Admission to the Getty Center is FREE. No tickets or reservations are required for general admission. For visitor information, see information on planning a visit or call (310) 440-7300. All events are free, unless otherwise noted. Reservations are required for performances, lectures, seminars, and courses.
A Revolution on Paper: Why Italian Artists Drew
Hugo Chapman, curator of Italian drawings at the British Museum, explores how drawing radically transformed the thinking and working practice of Renaissance artists such as Mantegna, Michelangelo, Leonardo, and Titian. He argues that without paper the creative innovations of Renaissance art would not have come about.

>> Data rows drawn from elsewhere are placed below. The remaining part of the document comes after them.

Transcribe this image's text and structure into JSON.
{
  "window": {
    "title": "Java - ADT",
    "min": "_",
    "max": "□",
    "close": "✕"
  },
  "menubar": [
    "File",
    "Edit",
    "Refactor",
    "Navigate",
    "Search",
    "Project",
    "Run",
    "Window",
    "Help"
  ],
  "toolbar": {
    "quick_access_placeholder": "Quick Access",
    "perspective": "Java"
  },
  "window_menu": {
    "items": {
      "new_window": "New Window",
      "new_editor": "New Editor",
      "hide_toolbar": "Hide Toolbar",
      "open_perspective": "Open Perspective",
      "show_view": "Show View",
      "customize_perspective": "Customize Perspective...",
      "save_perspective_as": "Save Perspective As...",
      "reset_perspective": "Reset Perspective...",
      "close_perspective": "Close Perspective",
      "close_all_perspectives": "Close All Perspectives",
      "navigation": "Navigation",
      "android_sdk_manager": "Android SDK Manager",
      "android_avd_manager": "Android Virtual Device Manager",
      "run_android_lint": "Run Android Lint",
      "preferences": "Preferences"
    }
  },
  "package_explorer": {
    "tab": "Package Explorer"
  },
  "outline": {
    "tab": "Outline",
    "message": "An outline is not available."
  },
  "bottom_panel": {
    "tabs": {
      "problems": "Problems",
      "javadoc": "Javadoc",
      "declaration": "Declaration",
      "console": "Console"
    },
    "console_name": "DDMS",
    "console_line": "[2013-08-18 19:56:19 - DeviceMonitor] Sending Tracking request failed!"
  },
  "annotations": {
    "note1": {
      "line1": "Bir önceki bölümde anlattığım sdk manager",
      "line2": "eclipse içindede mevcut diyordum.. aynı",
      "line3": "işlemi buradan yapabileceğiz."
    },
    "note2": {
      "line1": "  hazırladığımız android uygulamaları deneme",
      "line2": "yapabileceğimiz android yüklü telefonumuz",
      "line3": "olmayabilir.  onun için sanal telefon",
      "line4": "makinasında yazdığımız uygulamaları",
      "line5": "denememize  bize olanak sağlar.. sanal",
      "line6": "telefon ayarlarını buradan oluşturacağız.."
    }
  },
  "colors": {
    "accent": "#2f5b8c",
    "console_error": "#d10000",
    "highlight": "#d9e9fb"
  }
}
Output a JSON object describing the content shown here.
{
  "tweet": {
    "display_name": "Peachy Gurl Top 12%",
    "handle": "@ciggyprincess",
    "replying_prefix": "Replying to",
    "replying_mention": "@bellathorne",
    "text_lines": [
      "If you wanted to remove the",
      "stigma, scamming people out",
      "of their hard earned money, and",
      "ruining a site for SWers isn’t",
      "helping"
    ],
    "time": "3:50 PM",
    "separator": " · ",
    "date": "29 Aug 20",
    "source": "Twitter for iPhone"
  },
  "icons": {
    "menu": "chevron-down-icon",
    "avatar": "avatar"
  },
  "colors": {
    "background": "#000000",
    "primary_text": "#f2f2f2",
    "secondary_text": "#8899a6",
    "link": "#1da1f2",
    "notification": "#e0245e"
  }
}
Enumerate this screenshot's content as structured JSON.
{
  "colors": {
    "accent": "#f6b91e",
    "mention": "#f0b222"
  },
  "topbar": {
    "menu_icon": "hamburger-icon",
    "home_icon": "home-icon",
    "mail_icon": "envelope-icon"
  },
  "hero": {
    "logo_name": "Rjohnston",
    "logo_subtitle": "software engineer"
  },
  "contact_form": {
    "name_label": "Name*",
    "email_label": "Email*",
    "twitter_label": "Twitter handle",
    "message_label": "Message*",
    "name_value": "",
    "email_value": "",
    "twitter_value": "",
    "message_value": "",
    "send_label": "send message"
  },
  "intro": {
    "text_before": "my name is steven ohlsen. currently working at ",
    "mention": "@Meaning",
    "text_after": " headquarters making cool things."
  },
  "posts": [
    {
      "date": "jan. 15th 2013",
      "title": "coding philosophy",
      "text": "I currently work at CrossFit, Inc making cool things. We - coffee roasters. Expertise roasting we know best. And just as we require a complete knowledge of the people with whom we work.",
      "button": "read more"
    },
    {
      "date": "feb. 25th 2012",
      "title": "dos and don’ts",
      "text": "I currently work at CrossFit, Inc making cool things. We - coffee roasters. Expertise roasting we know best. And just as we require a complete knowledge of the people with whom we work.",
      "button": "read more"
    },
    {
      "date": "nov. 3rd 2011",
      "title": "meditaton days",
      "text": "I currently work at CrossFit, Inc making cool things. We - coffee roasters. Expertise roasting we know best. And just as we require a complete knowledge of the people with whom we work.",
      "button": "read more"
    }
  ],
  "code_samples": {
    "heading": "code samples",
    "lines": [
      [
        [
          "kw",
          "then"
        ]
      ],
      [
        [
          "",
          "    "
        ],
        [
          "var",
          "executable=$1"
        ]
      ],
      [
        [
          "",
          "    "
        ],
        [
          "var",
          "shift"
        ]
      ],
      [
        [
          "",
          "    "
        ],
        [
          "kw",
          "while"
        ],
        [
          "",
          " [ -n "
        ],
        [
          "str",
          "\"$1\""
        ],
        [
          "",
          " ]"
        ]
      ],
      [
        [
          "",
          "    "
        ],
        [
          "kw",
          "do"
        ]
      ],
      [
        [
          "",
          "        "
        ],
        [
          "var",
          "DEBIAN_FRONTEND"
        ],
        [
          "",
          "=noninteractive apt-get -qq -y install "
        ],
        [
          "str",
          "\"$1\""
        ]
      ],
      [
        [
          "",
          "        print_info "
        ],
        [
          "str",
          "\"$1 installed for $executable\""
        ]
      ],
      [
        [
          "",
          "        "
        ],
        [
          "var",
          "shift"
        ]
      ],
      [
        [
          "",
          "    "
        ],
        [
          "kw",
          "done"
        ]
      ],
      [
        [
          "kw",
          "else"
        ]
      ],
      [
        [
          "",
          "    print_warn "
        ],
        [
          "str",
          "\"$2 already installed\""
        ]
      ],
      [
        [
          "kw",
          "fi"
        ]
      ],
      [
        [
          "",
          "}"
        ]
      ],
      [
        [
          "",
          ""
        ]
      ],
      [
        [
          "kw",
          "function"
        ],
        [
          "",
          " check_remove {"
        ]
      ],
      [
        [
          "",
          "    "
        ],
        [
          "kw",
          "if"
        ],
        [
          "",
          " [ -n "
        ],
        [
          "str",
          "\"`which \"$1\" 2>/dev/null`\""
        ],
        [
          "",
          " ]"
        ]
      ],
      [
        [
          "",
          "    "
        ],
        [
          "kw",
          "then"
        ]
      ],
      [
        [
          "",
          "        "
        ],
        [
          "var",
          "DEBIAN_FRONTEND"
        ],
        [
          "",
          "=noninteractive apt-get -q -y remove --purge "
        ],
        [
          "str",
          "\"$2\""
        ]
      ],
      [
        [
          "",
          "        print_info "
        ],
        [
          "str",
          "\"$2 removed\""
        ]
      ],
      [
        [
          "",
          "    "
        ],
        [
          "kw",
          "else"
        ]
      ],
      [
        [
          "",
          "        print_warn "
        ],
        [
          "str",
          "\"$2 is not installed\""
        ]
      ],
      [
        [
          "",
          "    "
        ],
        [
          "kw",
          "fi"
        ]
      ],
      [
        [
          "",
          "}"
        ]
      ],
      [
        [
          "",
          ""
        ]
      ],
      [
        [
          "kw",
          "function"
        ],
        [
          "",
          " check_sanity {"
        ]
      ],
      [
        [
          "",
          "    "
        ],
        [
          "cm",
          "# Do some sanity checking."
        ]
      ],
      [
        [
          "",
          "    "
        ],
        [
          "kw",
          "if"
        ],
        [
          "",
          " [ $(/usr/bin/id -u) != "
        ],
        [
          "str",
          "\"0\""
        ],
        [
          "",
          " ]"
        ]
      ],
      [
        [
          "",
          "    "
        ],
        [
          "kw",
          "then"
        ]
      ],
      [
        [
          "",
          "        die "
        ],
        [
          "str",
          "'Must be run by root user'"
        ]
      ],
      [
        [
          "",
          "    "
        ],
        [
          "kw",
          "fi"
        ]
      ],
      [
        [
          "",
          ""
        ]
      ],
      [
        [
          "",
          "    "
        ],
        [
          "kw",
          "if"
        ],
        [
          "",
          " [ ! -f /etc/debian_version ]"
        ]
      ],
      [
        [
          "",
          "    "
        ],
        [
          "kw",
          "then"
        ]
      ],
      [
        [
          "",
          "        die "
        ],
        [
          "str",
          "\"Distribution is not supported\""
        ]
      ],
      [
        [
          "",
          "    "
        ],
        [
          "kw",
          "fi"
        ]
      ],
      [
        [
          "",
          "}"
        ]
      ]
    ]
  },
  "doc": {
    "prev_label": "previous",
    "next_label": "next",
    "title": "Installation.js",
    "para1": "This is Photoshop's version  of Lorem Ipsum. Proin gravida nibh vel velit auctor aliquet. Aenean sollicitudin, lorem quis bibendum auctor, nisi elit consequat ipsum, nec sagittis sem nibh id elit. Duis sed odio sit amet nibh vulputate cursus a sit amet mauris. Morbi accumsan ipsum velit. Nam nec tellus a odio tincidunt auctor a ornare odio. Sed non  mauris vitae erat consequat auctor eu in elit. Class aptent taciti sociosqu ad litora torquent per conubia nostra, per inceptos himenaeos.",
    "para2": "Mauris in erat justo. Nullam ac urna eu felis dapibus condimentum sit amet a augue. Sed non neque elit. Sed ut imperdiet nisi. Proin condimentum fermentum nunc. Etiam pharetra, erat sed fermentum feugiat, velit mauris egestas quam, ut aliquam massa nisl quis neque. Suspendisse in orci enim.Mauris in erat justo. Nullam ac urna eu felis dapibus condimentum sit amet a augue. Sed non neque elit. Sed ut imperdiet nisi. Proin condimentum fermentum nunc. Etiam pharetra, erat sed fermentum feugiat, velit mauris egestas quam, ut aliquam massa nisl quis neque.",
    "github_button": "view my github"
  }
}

Sunday, August 8, 2010, 3:00 p.m.
Getty Center, Harold M. Williams Auditorium
Sketching Gallery: Artist in Residence
Join artist-in-residence Peter Zokosky in the Sketching Gallery to explore the classical figure from a contemporary perspective by trying your hand at portrait drawing. Free; no reservations required.
Thursdays, July 1–August 26, 2010,
Getty Center, Sketching Gallery
From Line to Light: Renaissance Drawing in Florence and Venice
Join artist Richard Houston for this daylong drawing workshop comparing the practice of Florentine artists, who favored a classical approach to drawing, and the Venetian artists, who adopted a more painterly approach. Working from a life model, participants explore gesture, treatment of form, and approaches to light through a series exercises and discussions. Course fee $125 (includes materials and lunch). Open to 25 participants.
Wednesday, July 21, 2010, 10:30 a.m.–5:00 p.m.
Repeats Wednesday, September 22
Getty Center, Museum Studios
Curator's Gallery Talks
Julian Brooks, associate curator of drawings, the J. Paul Getty Museum, leads a gallery talk on the exhibition. Meet under the stairs in the Museum Entrance Hall.
Thursdays, August 19 and September 23, 2010, 2:30 p.m.
Getty Center, Museum galleries
Drawing came of age during Italy's Renaissance. This audio places you then and there—in two artistic centers, Venice and Florence, where distinctly different approaches flourished. You'll hear from a contemporary artist and the show's curator. Pick up an audio player in the Museum Entrance Hall for $5.